While it’s a little too early to judge the success of her portfolio, Hernandez has been active, managing to work checks of between $100,000 and $250,000 into 27 companies with that first fund, and investing in eight more with her second effort. Among these portfolio companies is Career Karma, a four-year-old startup that matches employees and contractors to job training programs (and which raised $40 million in January) and Suma Wealth, a financial wellness platform for the Latino community that has raised $6.6 million to date, per Crunchbase data.
Both startups underscore Chingona’s areas of interest, which include fintech startups, as well as startups focused on health and wellness, food tech, and the future of learning.

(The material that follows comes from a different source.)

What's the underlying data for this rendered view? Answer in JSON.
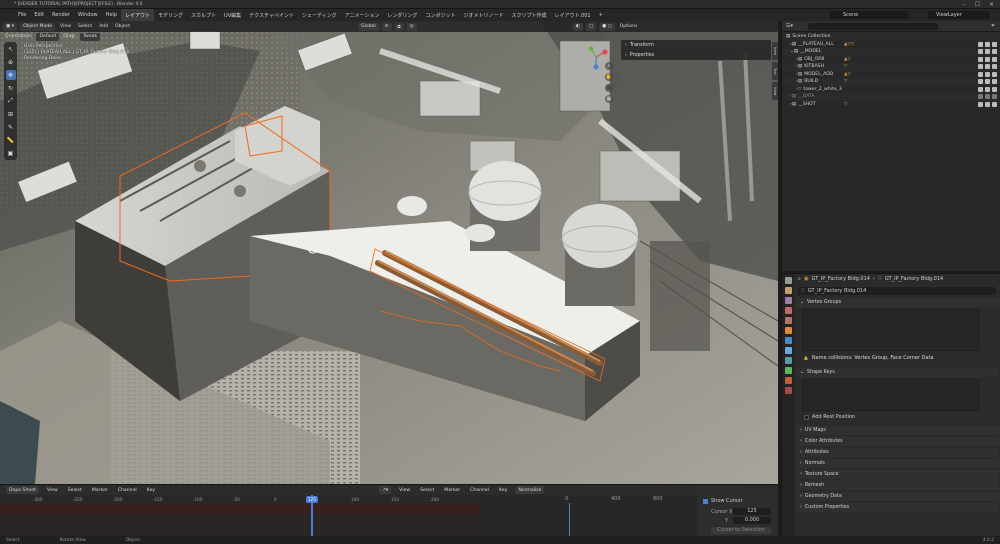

They also play to Hernandez’s strengths, including an understanding of the massive and growing Latino market in the case of Suma Wealth. (Hernandez, who was born in Mexico and raised in the U.S., notes that one of every four kids being born today in the U.S. is Latino, yet that Latinx companies still attract less than 1% of venture capital funding in this country.)

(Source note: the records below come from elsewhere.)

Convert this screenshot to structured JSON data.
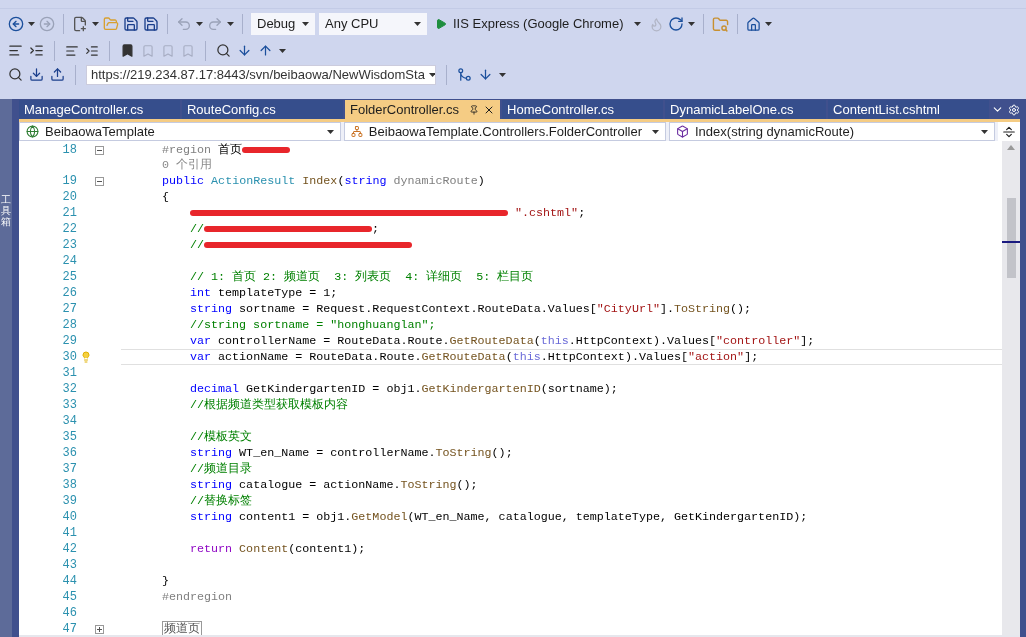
{
  "toolbar": {
    "config": "Debug",
    "platform": "Any CPU",
    "run_target": "IIS Express (Google Chrome)",
    "svn_url": "https://219.234.87.17:8443/svn/beibaowa/NewWisdomSta"
  },
  "side_panel": {
    "label": "工具箱"
  },
  "tabs": [
    {
      "label": "ManageController.cs",
      "selected": false
    },
    {
      "label": "RouteConfig.cs",
      "selected": false
    },
    {
      "label": "FolderController.cs",
      "selected": true
    },
    {
      "label": "HomeController.cs",
      "selected": false
    },
    {
      "label": "DynamicLabelOne.cs",
      "selected": false
    },
    {
      "label": "ContentList.cshtml",
      "selected": false
    }
  ],
  "nav_bar": [
    {
      "kind": "project",
      "label": "BeibaowaTemplate"
    },
    {
      "kind": "class",
      "label": "BeibaowaTemplate.Controllers.FolderController"
    },
    {
      "kind": "method",
      "label": "Index(string dynamicRoute)"
    }
  ],
  "code_lines": [
    {
      "number": "18",
      "expanded": true,
      "tokens": [
        {
          "kind": "pre",
          "text": "#region "
        },
        {
          "kind": "plain",
          "text": "首页"
        },
        {
          "kind": "redaction"
        }
      ]
    },
    {
      "kind": "codelens",
      "text": "0 个引用"
    },
    {
      "number": "19",
      "expanded": true,
      "tokens": [
        {
          "kind": "kw",
          "text": "public "
        },
        {
          "kind": "type",
          "text": "ActionResult "
        },
        {
          "kind": "method",
          "text": "Index"
        },
        {
          "kind": "plain",
          "text": "("
        },
        {
          "kind": "kw",
          "text": "string "
        },
        {
          "kind": "param",
          "text": "dynamicRoute"
        },
        {
          "kind": "plain",
          "text": ")"
        }
      ]
    },
    {
      "number": "20",
      "tokens": [
        {
          "kind": "plain",
          "text": "{"
        }
      ],
      "children": [
        {
          "number": "21",
          "tokens": [
            {
              "kind": "redaction"
            },
            {
              "kind": "str",
              "text": " \".cshtml\""
            },
            {
              "kind": "plain",
              "text": ";"
            }
          ]
        },
        {
          "number": "22",
          "tokens": [
            {
              "kind": "cm",
              "text": "//"
            },
            {
              "kind": "redaction"
            },
            {
              "kind": "plain",
              "text": ";"
            }
          ]
        },
        {
          "number": "23",
          "tokens": [
            {
              "kind": "cm",
              "text": "//"
            },
            {
              "kind": "redaction"
            }
          ]
        },
        {
          "number": "24"
        },
        {
          "number": "25",
          "tokens": [
            {
              "kind": "cm",
              "text": "// 1: 首页 2: 频道页  3: 列表页  4: 详细页  5: 栏目页"
            }
          ]
        },
        {
          "number": "26",
          "tokens": [
            {
              "kind": "kw",
              "text": "int "
            },
            {
              "kind": "plain",
              "text": "templateType = 1;"
            }
          ]
        },
        {
          "number": "27",
          "tokens": [
            {
              "kind": "kw",
              "text": "string "
            },
            {
              "kind": "plain",
              "text": "sortname = Request.RequestContext.RouteData.Values["
            },
            {
              "kind": "str",
              "text": "\"CityUrl\""
            },
            {
              "kind": "plain",
              "text": "]."
            },
            {
              "kind": "method",
              "text": "ToString"
            },
            {
              "kind": "plain",
              "text": "();"
            }
          ]
        },
        {
          "number": "28",
          "tokens": [
            {
              "kind": "cm",
              "text": "//string sortname = \"honghuanglan\";"
            }
          ]
        },
        {
          "number": "29",
          "tokens": [
            {
              "kind": "kw",
              "text": "var "
            },
            {
              "kind": "plain",
              "text": "controllerName = RouteData.Route."
            },
            {
              "kind": "method",
              "text": "GetRouteData"
            },
            {
              "kind": "plain",
              "text": "("
            },
            {
              "kind": "this",
              "text": "this"
            },
            {
              "kind": "plain",
              "text": ".HttpContext).Values["
            },
            {
              "kind": "str",
              "text": "\"controller\""
            },
            {
              "kind": "plain",
              "text": "];"
            }
          ]
        },
        {
          "number": "30",
          "current": true,
          "tokens": [
            {
              "kind": "kw",
              "text": "var "
            },
            {
              "kind": "plain",
              "text": "actionName = RouteData.Route."
            },
            {
              "kind": "method",
              "text": "GetRouteData"
            },
            {
              "kind": "plain",
              "text": "("
            },
            {
              "kind": "this",
              "text": "this"
            },
            {
              "kind": "plain",
              "text": ".HttpContext).Values["
            },
            {
              "kind": "str",
              "text": "\"action\""
            },
            {
              "kind": "plain",
              "text": "];"
            }
          ]
        },
        {
          "number": "31"
        },
        {
          "number": "32",
          "tokens": [
            {
              "kind": "kw",
              "text": "decimal "
            },
            {
              "kind": "plain",
              "text": "GetKindergartenID = obj1."
            },
            {
              "kind": "method",
              "text": "GetKindergartenID"
            },
            {
              "kind": "plain",
              "text": "(sortname);"
            }
          ]
        },
        {
          "number": "33",
          "tokens": [
            {
              "kind": "cm",
              "text": "//根据频道类型获取模板内容"
            }
          ]
        },
        {
          "number": "34"
        },
        {
          "number": "35",
          "tokens": [
            {
              "kind": "cm",
              "text": "//模板英文"
            }
          ]
        },
        {
          "number": "36",
          "tokens": [
            {
              "kind": "kw",
              "text": "string "
            },
            {
              "kind": "plain",
              "text": "WT_en_Name = controllerName."
            },
            {
              "kind": "method",
              "text": "ToString"
            },
            {
              "kind": "plain",
              "text": "();"
            }
          ]
        },
        {
          "number": "37",
          "tokens": [
            {
              "kind": "cm",
              "text": "//频道目录"
            }
          ]
        },
        {
          "number": "38",
          "tokens": [
            {
              "kind": "kw",
              "text": "string "
            },
            {
              "kind": "plain",
              "text": "catalogue = actionName."
            },
            {
              "kind": "method",
              "text": "ToString"
            },
            {
              "kind": "plain",
              "text": "();"
            }
          ]
        },
        {
          "number": "39",
          "tokens": [
            {
              "kind": "cm",
              "text": "//替换标签"
            }
          ]
        },
        {
          "number": "40",
          "tokens": [
            {
              "kind": "kw",
              "text": "string "
            },
            {
              "kind": "plain",
              "text": "content1 = obj1."
            },
            {
              "kind": "method",
              "text": "GetModel"
            },
            {
              "kind": "plain",
              "text": "(WT_en_Name, catalogue, templateType, GetKindergartenID);"
            }
          ]
        },
        {
          "number": "41"
        },
        {
          "number": "42",
          "tokens": [
            {
              "kind": "ctl",
              "text": "return "
            },
            {
              "kind": "method",
              "text": "Content"
            },
            {
              "kind": "plain",
              "text": "(content1);"
            }
          ]
        },
        {
          "number": "43"
        }
      ]
    },
    {
      "number": "44",
      "tokens": [
        {
          "kind": "plain",
          "text": "}"
        }
      ]
    },
    {
      "number": "45",
      "tokens": [
        {
          "kind": "pre",
          "text": "#endregion"
        }
      ]
    },
    {
      "number": "46"
    },
    {
      "number": "47",
      "expanded": false,
      "tokens": [
        {
          "kind": "collapsed",
          "text": "频道页"
        }
      ]
    }
  ]
}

She is also willing to back founders who’ve heard no from other backers, as with Ruben Harris, the cofounder of Career Karma. Though Harris and his cofounders had passed through Y Combinator, he had a network, and he lived, at the time, in Silicon Valley, he reached out to Hernandez cold over Twitter after countless other meetings where he was passed over. “They didn’t believe his strategy but I believed in him so I ended up investing,” says Hernandez. (Career Karma earlier this year expanded on its initial strategy, which was to help aspiring students and working professionals navigate their way to the right bootcamp. Harris also recently moved to Miami from the Bay Area.)
Indeed, with far more capital at her disposal, Hernandez says the plan is to do more of the same, with slightly larger checks, ranging from $250,000 to $1 million.

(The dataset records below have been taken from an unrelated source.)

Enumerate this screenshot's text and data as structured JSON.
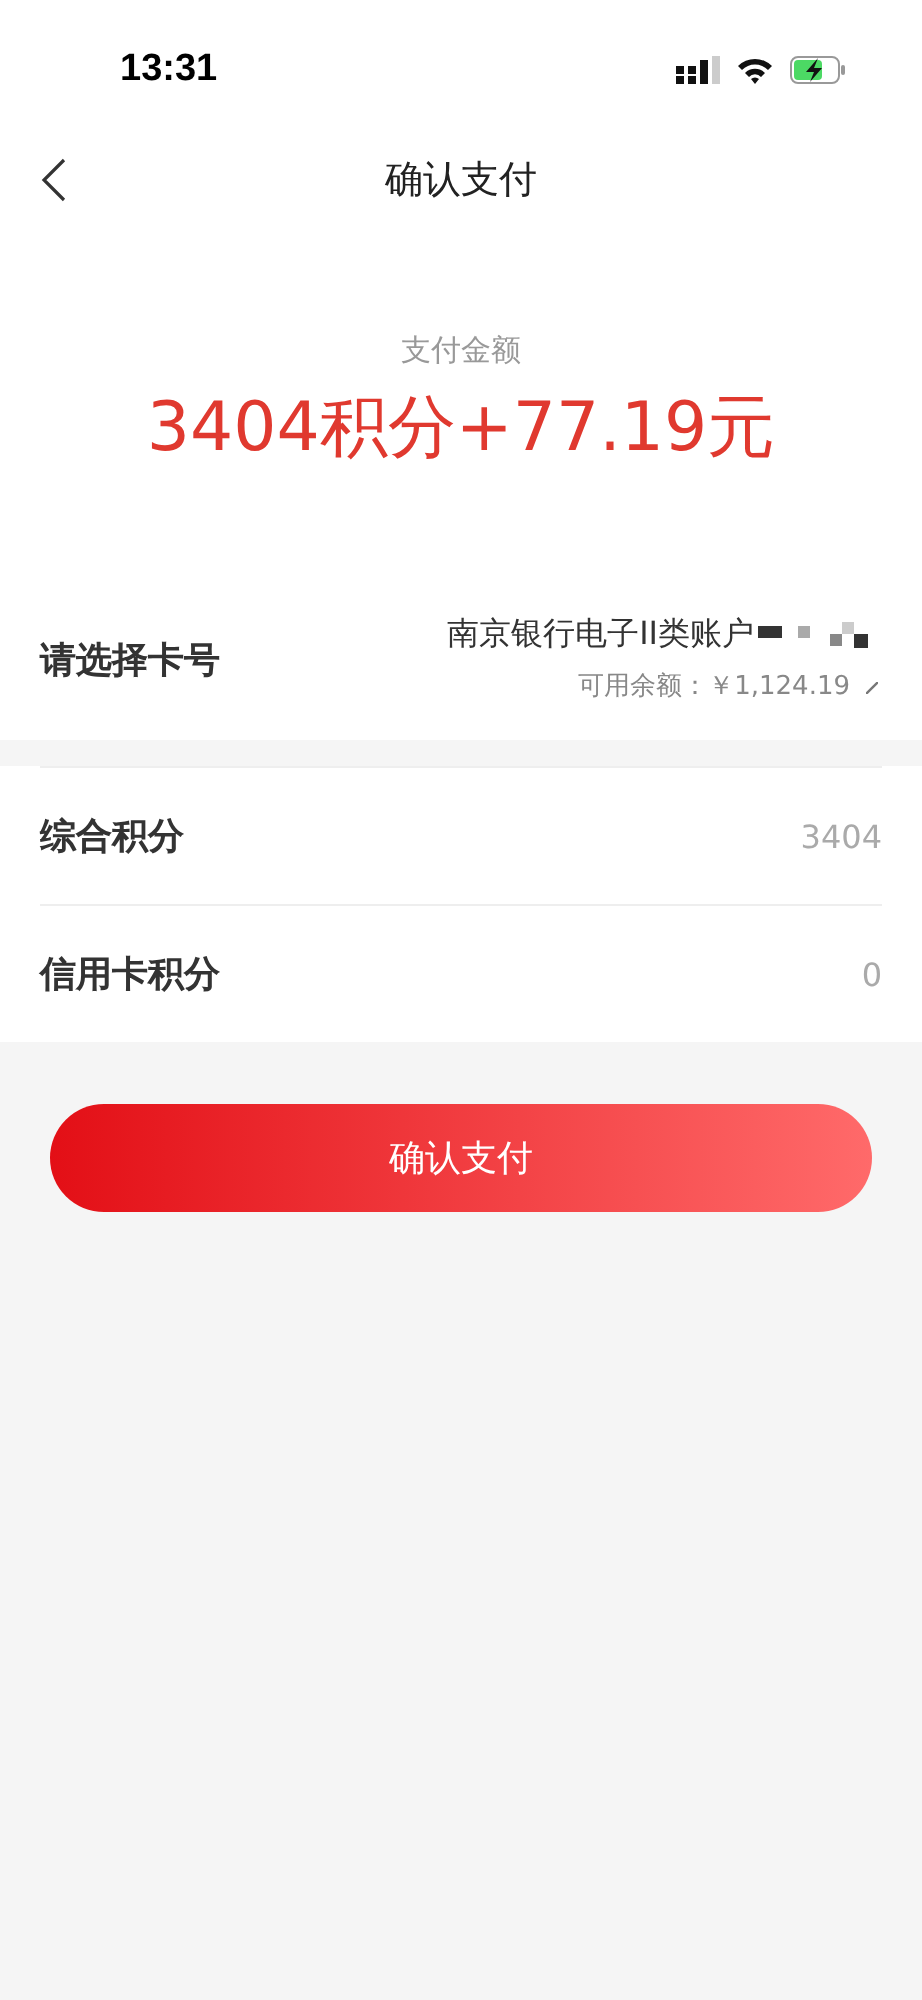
{
  "status_bar": {
    "time": "13:31"
  },
  "nav": {
    "title": "确认支付"
  },
  "amount": {
    "label": "支付金额",
    "value": "3404积分+77.19元"
  },
  "card": {
    "label": "请选择卡号",
    "account": "南京银行电子II类账户",
    "balance": "可用余额：￥1,124.19"
  },
  "points": [
    {
      "label": "综合积分",
      "value": "3404"
    },
    {
      "label": "信用卡积分",
      "value": "0"
    }
  ],
  "button": {
    "label": "确认支付"
  }
}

Chingona — a Spanish word for a woman who is fearless and gets things done, says Hernandez — wants to “be the first and largest check into a round,” she says. “What I realized with fund one is that a lot of these founders really need someone to lead and to write the biggest check and help catalyze the round.”
With investors like PayPal and Insight now looking to her for some of their deal flow, she’s more than happy to lead the way.